Según publicó 'Crónica', la Justicia ya tomó causas en el asunto e inició una investigación para determinar si efectivamente hay incongruencias en los números que reporta la identidad pública.
La distribución de estos fondos es arbitraria y en muchos casos perjudica a gremios con gran cantidad de afiliados y cuyas obras sociales son muy requeridas. Entre otras razones, porque termina perjudicando a sectores en los cuales -por las características de su labor-, los trabajadores cumplen tareas en las que están expuestos a más riesgos.
Cabe recordar también, que su puesto clave para los gremios, fue en su momento pretendido por la CGT, que había propuesto a David Aucharán, el actual gerente general del organismo, pero su postulación fue desestimada por Alberto Fernández, quien dijo tener "muy buen concepto" de él pero remarcó su preferencia por López, además claro de comprometerse a darles a las obras sociales unos $11.000 millones para compensar los gastos en educación y transporte del rubro discapacidad, y acceder a modificar el sistema de libre elección de la obra social, que pedía la CGT, para que cada afiliado debiera permanecer un año en la obra social de su actividad antes de disponer el traspaso de los aportes a otra entidad de salud.

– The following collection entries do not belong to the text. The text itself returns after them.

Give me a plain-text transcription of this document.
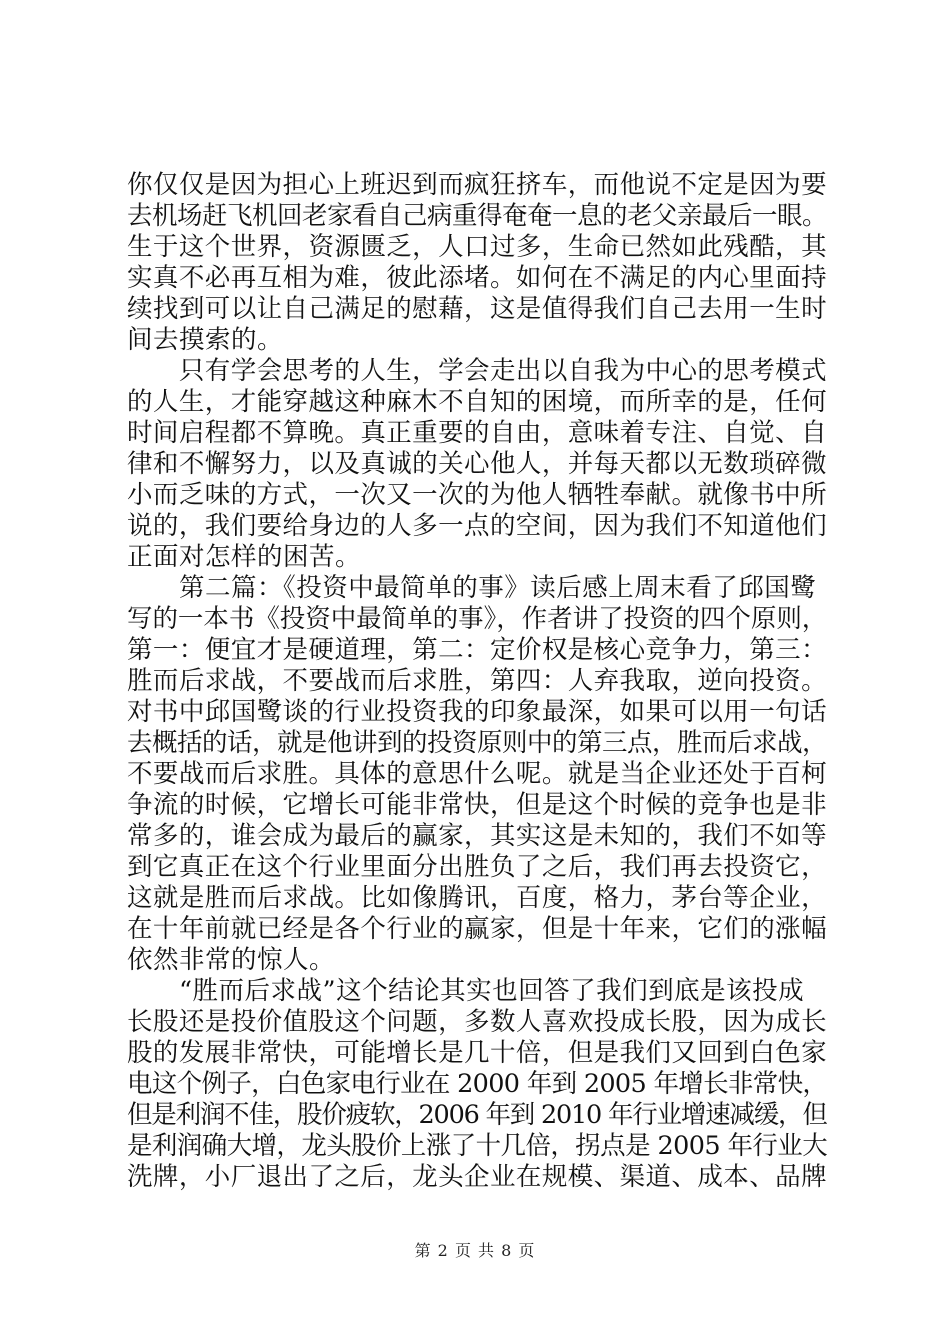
你仅仅是因为担心上班迟到而疯狂挤车，而他说不定是因为要
去机场赶飞机回老家看自己病重得奄奄一息的老父亲最后一眼。
生于这个世界，资源匮乏，人口过多，生命已然如此残酷，其
实真不必再互相为难，彼此添堵。如何在不满足的内心里面持
续找到可以让自己满足的慰藉，这是值得我们自己去用一生时
间去摸索的。
　　只有学会思考的人生，学会走出以自我为中心的思考模式
的人生，才能穿越这种麻木不自知的困境，而所幸的是，任何
时间启程都不算晚。真正重要的自由，意味着专注、自觉、自
律和不懈努力，以及真诚的关心他人，并每天都以无数琐碎微
小而乏味的方式，一次又一次的为他人牺牲奉献。就像书中所
说的，我们要给身边的人多一点的空间，因为我们不知道他们
正面对怎样的困苦。
　　第二篇：《投资中最简单的事》读后感上周末看了邱国鹭
写的一本书《投资中最简单的事》，作者讲了投资的四个原则，
第一：便宜才是硬道理，第二：定价权是核心竞争力，第三：
胜而后求战，不要战而后求胜，第四：人弃我取，逆向投资。
对书中邱国鹭谈的行业投资我的印象最深，如果可以用一句话
去概括的话，就是他讲到的投资原则中的第三点，胜而后求战，
不要战而后求胜。具体的意思什么呢。就是当企业还处于百柯
争流的时候，它增长可能非常快，但是这个时候的竞争也是非
常多的，谁会成为最后的赢家，其实这是未知的，我们不如等
到它真正在这个行业里面分出胜负了之后，我们再去投资它，
这就是胜而后求战。比如像腾讯，百度，格力，茅台等企业，
在十年前就已经是各个行业的赢家，但是十年来，它们的涨幅
依然非常的惊人。
　　“胜而后求战”这个结论其实也回答了我们到底是该投成
长股还是投价值股这个问题，多数人喜欢投成长股，因为成长
股的发展非常快，可能增长是几十倍，但是我们又回到白色家
电这个例子，白色家电行业在 2000 年到 2005 年增长非常快，
但是利润不佳，股价疲软，2006 年到 2010 年行业增速减缓，但
是利润确大增，龙头股价上涨了十几倍，拐点是 2005 年行业大
洗牌，小厂退出了之后，龙头企业在规模、渠道、成本、品牌
第 2 页 共 8 页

Pero volviendo al tema actual que involucra al preferido de Alberto Fernández, cierto es que la situación está generando un malestar en aumento en muchos gremios, dado que es la atención de las obras sociales lo que se pone en riesgo cuando los fondos no llegan y a veces, cuando esto finalmente ocurre, son montos que no se corresponden con la cantidad de trabajadores a los que se debe atender.
La propia Superintendencia de Servicios de Salud reconoce que su deber es "asegurar el otorgamiento de prestaciones de salud igualitarias, garantizando a los beneficiarios la obtención del mismo tipo y nivel de prestaciones". Y eso, es justamento lo que le reclaman desde muchos sectores al responsable de la entidad.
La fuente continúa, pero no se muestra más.